Aizalyasni regarda les liasses qu’elle
avait entre les mains. Elle n’avait pas tenu autant d’argent depuis qu’elle
avait tourné la page sur la prostitution. Elle ne savait que faire : d’une
part, elle voulait honorer le cadeau de Madame… D’autre part, l’accepter lui
faisait perdre la face : cela revenait à reconnaître qu’elle avait voulu
qu’on lui donne de l’argent en premier lieu.
Madame perçut peut-être son conflit
intérieur. Elle lui caressa la joue avec un sourire. Sa main était rude et calleuse,
mais le mouvement tendre. « Allez! Toutes les princesses ont besoin d’une fée
marraine.
— Merci. Je dois quand même aller en
ville… », dit-elle, hésitante : elle craignait que Madame ne le lui
refuse.
« Très bien.

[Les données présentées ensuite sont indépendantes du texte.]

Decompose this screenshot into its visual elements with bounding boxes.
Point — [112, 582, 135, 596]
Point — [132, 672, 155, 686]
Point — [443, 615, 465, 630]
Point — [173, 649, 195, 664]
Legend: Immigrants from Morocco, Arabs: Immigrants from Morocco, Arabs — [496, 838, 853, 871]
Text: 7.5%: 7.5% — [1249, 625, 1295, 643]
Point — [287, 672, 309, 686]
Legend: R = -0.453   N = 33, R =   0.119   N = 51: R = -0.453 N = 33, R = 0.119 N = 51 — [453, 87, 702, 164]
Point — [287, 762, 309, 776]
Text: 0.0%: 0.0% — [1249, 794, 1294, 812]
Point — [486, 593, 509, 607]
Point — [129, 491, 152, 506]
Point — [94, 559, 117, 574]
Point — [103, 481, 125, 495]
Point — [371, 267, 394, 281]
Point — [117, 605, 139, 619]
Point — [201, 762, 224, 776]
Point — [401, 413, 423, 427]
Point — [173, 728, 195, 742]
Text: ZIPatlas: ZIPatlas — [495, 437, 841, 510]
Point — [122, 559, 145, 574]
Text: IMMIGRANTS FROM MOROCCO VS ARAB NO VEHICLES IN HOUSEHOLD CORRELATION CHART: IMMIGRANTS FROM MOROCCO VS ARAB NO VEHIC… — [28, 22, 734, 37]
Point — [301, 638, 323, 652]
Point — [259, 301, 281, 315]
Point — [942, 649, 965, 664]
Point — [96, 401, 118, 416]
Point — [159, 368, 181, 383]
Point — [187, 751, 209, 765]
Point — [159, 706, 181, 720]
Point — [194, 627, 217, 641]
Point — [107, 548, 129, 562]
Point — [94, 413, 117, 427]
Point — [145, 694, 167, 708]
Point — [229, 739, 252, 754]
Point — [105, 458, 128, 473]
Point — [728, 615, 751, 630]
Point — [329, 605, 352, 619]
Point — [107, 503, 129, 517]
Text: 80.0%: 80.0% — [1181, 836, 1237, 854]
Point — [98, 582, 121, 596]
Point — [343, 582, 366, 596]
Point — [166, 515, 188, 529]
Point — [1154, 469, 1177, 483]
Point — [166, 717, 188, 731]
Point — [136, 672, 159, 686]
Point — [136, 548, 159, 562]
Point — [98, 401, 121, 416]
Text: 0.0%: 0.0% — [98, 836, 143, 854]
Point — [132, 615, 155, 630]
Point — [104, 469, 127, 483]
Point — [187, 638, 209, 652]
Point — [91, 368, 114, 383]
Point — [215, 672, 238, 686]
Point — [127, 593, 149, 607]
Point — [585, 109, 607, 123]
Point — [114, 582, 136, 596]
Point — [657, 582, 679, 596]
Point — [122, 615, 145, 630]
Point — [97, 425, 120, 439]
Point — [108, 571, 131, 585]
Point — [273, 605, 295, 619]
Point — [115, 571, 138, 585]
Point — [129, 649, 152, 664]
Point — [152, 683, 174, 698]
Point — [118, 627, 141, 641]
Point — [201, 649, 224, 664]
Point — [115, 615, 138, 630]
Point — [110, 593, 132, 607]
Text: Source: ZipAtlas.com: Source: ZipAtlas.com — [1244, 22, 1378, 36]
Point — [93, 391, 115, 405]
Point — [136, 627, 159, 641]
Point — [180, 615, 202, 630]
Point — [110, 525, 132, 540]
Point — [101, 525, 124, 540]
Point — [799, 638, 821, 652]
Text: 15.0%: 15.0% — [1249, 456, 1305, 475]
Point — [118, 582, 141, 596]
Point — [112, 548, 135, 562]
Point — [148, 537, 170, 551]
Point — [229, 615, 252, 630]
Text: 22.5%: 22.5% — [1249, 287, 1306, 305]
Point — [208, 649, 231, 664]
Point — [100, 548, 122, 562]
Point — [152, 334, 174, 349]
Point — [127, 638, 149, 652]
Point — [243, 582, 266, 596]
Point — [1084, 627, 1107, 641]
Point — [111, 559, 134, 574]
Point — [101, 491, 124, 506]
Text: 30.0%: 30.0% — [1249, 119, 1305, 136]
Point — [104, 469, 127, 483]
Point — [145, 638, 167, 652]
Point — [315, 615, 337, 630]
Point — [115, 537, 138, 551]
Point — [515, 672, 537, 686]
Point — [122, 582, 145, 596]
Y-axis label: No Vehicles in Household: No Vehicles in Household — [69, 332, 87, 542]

Je veux que tu
comprennes que tu es précieuse pour moi, mais tu es libre d’aller et venir à ta
guise.
— Je comprends… » Aizalyasni se
releva prudemment. « Je vais y aller, alors. Je serai de retour pour l’oraison
de ce soir. » Le moment de l’oraison était devenu précieux, vital à ses yeux. Les sensations
agréables qu’elle ressentait durant les séances de groupe s’étaient décuplées
depuis qu’elle était passée à l’arrière-scène, sous l’œil attentif de Madame…
Presque chaque fois, elle réussissait à faire apparaître une étincelle entre
ses paumes, tandis que Timothée ne réussissait qu’une fois sur cinq. Mike
Tobin, celui qu’elle appelait le chef,
n’avait pour sa part jamais réussi.
Aizalyasni était déterminée à
découvrir les mystères de cette puissance inouïe qu’elle portait en elle. Elle
était retournée aux études dans l’espoir d’améliorer sa situation. Le destin
avait voulu qu’elle trouve un autre genre d’école… Et elle avait la ferme
intention de savoir quel genre de diplôme elle pourrait décrocher au final.
« Fais bien attention », dit Madame
pendant qu’Aizalyasni s’éloignait. « Regarde des deux côtés avant de
traverser la rue. »
La jeune femme lui sourit avant de passer
du côté de la salle commune du Terminus.